-quatre-
Дороги, ведущие к искусству, полны терний, но на них удается срывать и прекрасные цветы.
Жорж Санд
- Чимин, выше ногу!
Парень выдохнул и послушно поднял ногу, держась рукой за деревянную перекладину у зеркала. Хореограф по имени Ким Сынхёк - мужчина лет сорока пяти - медленно прохаживал от одного края тренировочного зала к другому, попутно подмечая ошибки танцоров и тут же их исправляя. Увидев, как мускулистая нога поднялась на идеальные сто двадцать градусов, сонсэнним одобрительно кивнул и улыбнулся. По виску Чимина скользнула капелька пота.
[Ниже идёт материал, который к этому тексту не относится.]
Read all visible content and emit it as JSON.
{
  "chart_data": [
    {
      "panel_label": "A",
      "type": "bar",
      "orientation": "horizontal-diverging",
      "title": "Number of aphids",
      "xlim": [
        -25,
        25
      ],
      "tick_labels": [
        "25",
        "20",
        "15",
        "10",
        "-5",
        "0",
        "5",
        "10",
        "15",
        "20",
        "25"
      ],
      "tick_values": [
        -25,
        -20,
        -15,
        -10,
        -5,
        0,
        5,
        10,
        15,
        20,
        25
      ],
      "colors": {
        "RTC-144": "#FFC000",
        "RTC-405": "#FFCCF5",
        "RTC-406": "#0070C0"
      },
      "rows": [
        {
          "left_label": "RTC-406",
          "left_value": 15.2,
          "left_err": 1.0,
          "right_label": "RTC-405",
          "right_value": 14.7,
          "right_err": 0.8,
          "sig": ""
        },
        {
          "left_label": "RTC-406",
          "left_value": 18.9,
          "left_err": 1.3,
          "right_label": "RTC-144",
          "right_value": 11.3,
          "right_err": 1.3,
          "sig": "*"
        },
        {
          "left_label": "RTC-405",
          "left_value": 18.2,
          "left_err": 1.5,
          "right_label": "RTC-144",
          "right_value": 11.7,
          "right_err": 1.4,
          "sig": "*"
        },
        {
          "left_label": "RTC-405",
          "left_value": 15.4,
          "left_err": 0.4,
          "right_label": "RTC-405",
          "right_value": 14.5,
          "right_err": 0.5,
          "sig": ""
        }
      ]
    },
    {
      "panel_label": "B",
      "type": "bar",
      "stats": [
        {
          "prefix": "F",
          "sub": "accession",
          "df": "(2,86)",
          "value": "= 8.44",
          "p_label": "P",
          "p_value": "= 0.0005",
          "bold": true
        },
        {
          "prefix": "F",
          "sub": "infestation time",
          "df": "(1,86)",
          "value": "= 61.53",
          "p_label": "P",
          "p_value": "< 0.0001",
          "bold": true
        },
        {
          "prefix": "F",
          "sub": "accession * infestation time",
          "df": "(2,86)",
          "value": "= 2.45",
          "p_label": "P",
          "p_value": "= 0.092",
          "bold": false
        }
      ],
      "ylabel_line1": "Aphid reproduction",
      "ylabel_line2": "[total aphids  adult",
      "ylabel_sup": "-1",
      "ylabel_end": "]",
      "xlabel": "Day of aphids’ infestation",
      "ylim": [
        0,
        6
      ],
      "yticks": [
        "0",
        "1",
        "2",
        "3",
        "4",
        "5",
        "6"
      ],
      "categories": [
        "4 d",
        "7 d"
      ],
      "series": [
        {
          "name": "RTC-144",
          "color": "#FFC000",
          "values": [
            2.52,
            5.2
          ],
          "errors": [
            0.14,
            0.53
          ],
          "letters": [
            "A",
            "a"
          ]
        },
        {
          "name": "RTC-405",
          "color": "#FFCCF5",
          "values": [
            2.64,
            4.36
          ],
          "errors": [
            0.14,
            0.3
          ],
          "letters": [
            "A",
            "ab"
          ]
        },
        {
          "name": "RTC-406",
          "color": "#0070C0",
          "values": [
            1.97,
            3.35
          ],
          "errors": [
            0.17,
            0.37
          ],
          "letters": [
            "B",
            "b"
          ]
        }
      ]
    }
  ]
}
Не то чтобы он не любил занятия в мужских группах. Он их ненавидел. И дело не в том, что на них не присутствовала Соён, нет. Причина крылась в этом наглом, заносчивом высоком брюнете с зачёсанными назад волосами, который только что ворвался в тренировочный зал, опоздав уже на добрых сорок минут. И всё, что он получил в ответ, лишь:
- О, Джебом, что так поздно? Давай скорее разминайся, у тебя сегодня будет усиленная тренировка. - Хореограф произнёс это таким неимоверно мягким голосом, что у Чимина аж во рту сладко стало. Парень невольно поморщился. Если бы он так опоздал, миленькими безобидными фразочками бы точно не обошлось. Его наверняка бы выгнали. Но это же Джебом! Чудесный и прекрасный Им Джебом, которому всё сходит с рук! Пак смерил его ненавистным взглядом, который тот, к слову, поймал. И гаденько ухмыльнулся в ответ.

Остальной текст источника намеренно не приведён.